Researchers shed light on myotonic muscular dystrophy
Disease affects nearly 40,000 people in U.S.
Research by scientists at Beth Israel Deaconess Medical Center (BIDMC) helps to explain the wide range of signs and symptoms associated with myotonic muscular dystrophy (MMD). The findings appeared in the Dec. 4, 2003 issue of Science Express, the advance online edition of the journal Science. “Typically in genetic diseases, a mutation affects a single protein, resulting in a predictable range of findings,” explains physician-investigator and senior author Richard Junghans of the Division of Hematology-Oncology at BIDMC. “In contrast, it has become clear over the past several years that no such simple explanation could account for myotonic dystrophy, which exhibits diverse effects, not only in the muscles, but in many other organs as well.” The study’s new findings show that the single genetic flaw of MMD can concurrently disturb many proteins in cells throughout the body.
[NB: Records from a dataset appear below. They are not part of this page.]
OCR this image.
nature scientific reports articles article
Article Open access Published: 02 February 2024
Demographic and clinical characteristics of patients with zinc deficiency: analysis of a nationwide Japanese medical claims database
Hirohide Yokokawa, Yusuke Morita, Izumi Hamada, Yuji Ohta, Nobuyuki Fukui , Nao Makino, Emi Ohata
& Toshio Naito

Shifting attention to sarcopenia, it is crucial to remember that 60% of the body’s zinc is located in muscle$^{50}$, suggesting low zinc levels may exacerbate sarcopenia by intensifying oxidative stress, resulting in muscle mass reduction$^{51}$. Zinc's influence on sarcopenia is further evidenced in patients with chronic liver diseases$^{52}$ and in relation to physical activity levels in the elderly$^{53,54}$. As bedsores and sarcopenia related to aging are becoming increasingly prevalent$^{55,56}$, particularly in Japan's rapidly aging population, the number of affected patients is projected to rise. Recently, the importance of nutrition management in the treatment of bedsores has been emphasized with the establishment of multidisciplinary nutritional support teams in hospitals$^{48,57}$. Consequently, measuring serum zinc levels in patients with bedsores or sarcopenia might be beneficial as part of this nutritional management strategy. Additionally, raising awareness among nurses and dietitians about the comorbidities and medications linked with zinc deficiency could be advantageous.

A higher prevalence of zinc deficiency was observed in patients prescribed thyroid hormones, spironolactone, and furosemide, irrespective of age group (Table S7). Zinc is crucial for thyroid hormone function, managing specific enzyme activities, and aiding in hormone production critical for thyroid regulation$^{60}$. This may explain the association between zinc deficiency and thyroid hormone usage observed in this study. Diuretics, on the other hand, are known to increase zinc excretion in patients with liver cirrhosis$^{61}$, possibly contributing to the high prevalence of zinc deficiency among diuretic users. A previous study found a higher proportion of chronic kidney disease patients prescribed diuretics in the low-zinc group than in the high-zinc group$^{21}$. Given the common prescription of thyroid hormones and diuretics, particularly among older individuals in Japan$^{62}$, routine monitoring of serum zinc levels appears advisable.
This, says Junghans, could potentially underlie such symptoms as muscle weakness, myotonia (difficulty relaxing muscles), premature balding, cataracts, digestive and gynecological abnormalities, heartbeat irregularities and mild to moderate neurological dysfunction. This study was funded by grants from the Muscular Dystrophy Association and the National Institute for Arthritis, Muscle and Skin Diseases of the National Institutes of Health.